他直接走进方小舒的房间,把药丢到桌子上转身出了门,方小舒从洗手间出来时,正望见他从自己的房间里走出来。
她轻佻地挑起眉,倚在洗手间门边笑着说:“哇哦,夜袭的话这个时间可不太对哦。”
薄济川并不看她,他的心情似乎永远都礼貌里带着淡淡的疏远,一如她第一次见到他时那样,一举一动都体面优雅。
他转身上楼,似乎是去拿工具了,等他下来时已经穿上了风衣,风衣扣子都没来得及系,一手提着公牍包一手在整理领带,领带随着他下楼的轻巧行动微微飘动,方小舒直接在他快步走过自己眼前时拽住了他的领带。
她将他拽到自己眼前,低声问:“你要出去?”
薄济川难以置信地看着她,方小舒虚弱地笑笑,于是他就莫名其妙软化下了心情。
他现在给人的感受或许是,他反面生病的女人一般见识。
“嗯。
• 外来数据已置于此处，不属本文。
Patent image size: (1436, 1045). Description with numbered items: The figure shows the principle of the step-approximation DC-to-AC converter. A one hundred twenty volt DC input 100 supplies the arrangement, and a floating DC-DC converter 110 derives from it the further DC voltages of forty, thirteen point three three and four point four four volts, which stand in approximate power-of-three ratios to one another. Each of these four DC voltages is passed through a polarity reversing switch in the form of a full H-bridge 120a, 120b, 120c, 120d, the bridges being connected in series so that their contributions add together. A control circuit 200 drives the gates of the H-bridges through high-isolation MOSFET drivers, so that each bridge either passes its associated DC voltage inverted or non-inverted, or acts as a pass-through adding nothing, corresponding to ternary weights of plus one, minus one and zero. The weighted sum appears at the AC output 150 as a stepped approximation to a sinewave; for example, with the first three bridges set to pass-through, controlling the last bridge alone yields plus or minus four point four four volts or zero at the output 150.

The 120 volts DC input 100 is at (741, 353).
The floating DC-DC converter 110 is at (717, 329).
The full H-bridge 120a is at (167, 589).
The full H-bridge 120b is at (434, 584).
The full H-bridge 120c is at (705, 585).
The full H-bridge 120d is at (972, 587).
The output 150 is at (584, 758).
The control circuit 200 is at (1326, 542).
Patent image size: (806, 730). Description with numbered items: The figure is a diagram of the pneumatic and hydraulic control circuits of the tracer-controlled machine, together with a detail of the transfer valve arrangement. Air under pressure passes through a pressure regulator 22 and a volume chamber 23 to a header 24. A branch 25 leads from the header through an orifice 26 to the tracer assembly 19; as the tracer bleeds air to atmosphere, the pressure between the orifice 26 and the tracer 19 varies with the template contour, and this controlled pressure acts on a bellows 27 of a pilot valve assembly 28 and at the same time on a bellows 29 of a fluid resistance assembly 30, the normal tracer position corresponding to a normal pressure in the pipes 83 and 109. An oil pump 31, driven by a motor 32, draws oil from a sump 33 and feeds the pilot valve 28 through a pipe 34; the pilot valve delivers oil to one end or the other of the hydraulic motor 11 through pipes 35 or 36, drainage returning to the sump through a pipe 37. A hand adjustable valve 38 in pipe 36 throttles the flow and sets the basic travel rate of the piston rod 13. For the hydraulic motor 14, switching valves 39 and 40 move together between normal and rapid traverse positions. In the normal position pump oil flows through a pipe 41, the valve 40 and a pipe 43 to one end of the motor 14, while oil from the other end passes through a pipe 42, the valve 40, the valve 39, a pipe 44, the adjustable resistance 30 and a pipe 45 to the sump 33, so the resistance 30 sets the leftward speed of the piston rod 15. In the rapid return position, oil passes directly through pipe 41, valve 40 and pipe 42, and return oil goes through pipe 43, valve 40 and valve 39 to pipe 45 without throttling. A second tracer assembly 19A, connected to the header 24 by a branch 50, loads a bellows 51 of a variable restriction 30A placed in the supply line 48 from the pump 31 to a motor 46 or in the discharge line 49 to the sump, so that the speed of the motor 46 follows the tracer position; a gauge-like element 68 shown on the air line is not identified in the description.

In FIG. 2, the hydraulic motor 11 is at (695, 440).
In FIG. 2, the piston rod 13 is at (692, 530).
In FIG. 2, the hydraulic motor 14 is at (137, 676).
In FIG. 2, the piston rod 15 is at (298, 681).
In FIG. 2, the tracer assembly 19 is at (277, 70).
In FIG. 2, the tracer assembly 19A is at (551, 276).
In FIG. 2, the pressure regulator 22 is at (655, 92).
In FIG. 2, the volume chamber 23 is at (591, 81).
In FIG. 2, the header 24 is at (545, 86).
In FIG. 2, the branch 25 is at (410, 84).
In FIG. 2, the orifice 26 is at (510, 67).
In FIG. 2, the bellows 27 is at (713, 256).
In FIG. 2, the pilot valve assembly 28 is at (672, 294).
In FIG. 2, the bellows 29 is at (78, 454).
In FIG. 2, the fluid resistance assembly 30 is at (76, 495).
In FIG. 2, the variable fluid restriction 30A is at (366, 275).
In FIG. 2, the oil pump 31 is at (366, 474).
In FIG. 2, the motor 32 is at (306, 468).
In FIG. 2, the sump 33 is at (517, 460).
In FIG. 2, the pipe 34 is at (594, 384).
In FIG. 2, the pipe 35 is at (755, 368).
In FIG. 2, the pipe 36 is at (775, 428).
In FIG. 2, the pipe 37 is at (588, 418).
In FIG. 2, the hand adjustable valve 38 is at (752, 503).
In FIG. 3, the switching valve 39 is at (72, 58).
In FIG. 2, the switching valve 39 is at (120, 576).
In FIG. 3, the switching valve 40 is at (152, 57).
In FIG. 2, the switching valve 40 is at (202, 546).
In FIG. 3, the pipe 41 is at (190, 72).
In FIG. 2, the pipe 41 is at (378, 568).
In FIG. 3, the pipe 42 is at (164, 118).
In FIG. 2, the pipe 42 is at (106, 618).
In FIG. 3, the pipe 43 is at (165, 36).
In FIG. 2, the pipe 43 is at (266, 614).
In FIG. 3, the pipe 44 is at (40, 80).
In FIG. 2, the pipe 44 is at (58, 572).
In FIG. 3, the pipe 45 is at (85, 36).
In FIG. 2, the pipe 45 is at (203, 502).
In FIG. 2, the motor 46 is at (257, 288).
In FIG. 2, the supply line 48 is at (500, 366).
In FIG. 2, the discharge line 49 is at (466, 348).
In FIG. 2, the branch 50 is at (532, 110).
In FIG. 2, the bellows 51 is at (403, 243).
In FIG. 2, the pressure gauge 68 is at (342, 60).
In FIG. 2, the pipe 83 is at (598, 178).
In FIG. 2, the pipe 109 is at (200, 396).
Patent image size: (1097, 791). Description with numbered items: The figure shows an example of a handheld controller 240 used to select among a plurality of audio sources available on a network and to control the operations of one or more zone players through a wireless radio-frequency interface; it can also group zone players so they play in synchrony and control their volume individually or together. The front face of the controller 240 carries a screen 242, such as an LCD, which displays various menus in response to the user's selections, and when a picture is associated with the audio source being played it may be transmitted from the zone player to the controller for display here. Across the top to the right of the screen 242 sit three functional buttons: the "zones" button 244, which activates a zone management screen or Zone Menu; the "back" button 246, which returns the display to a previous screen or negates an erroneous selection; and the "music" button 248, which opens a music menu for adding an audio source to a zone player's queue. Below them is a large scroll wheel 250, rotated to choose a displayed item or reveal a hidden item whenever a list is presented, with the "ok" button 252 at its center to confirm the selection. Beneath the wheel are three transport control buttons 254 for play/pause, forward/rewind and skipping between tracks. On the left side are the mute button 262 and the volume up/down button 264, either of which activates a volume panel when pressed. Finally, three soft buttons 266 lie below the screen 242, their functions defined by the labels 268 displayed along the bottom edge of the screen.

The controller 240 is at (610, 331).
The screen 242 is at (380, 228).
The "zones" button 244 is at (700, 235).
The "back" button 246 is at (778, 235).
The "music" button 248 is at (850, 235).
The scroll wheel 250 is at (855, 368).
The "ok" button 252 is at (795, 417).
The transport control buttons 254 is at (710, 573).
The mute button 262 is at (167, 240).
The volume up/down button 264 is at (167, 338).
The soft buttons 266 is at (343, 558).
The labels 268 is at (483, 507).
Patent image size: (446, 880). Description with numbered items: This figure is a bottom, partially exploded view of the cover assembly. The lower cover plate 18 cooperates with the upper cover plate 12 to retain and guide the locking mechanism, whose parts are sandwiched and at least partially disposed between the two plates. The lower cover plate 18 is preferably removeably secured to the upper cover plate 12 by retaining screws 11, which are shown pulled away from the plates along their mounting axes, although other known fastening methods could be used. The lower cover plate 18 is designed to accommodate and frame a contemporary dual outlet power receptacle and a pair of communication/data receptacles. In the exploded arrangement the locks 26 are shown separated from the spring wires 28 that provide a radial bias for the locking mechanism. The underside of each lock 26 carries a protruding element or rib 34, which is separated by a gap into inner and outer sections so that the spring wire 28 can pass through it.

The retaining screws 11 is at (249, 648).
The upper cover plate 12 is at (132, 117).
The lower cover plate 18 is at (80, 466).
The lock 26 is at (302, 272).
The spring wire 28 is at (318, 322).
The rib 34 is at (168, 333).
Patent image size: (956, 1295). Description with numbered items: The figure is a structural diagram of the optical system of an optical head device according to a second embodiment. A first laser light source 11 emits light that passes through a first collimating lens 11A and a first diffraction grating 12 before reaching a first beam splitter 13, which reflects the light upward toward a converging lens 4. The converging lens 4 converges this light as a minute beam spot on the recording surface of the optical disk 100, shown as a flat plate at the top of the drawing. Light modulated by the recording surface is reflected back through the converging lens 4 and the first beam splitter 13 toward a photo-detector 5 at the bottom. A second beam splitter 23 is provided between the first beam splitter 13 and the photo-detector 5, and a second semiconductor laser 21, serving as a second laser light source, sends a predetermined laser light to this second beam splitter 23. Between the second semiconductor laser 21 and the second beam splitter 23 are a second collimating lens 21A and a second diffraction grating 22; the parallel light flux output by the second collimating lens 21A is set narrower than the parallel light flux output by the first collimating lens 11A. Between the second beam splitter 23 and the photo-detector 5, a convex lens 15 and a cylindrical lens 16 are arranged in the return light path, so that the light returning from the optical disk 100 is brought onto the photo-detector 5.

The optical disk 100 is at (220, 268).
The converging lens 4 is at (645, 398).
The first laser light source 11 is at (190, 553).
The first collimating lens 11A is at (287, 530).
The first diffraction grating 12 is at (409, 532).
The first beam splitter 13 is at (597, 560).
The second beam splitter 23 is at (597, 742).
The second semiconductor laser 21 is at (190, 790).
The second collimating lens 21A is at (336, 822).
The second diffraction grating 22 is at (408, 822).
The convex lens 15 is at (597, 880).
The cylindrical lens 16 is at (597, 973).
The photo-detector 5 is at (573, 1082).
”他搪塞了一声。
“突然一点都不羡慕有钱人了。”方小舒的手从他的领带上移开,顺势贴上了他被衬衫包裹着的精瘦胸膛,一路顺着衬衫的纹路滑到小腹,在腰带扣上往返流转,食指甚至还从衬衫扣子的偏差钻进去勾勒着那衣料下精瘦的线条,“不是一样也得这么早起吗。”
她的行动很是快,等他反映过来的时候她已经做到了最后一步,薄济川迅速拉开她的手,看着她的心情很是庞大,形容不出那是什么情绪,说是生气吧,却似乎更倾向于震惊,但震惊之中又带着一丝“宽恕”,“宽恕”之外又多了一份尴尬和压抑。
“你怎么总是这样?”他片晌才憋出这么一句话,说得还很没底气。
方小舒对上他带着些不悦和抗拒的眸子,淡淡地反问:“我是什么样?你以为我不应是这个样?那我应该是什么样?你想要我酿成什么样?”
薄济川被她反问的无语,稍稍有些生气,但当他看到她此时现在的神情时却一点气都没了。
越是顽强的人越是让人心疼,方小舒现在就似乎一只被主人讨厌却照旧天天守在门口等着主人的小狗,那种最近一直流荡在两人之间的微妙情感像是壁虎的尾巴,断了又长。
薄济川清静下来,松开紧抿起来的唇角,迟疑片晌似乎在思索说话,启齿时语气难堪带上了一些遗憾的味道:“你还很年轻,不要总是这么糟蹋自己。”
本章未完,点击下一页继续阅读。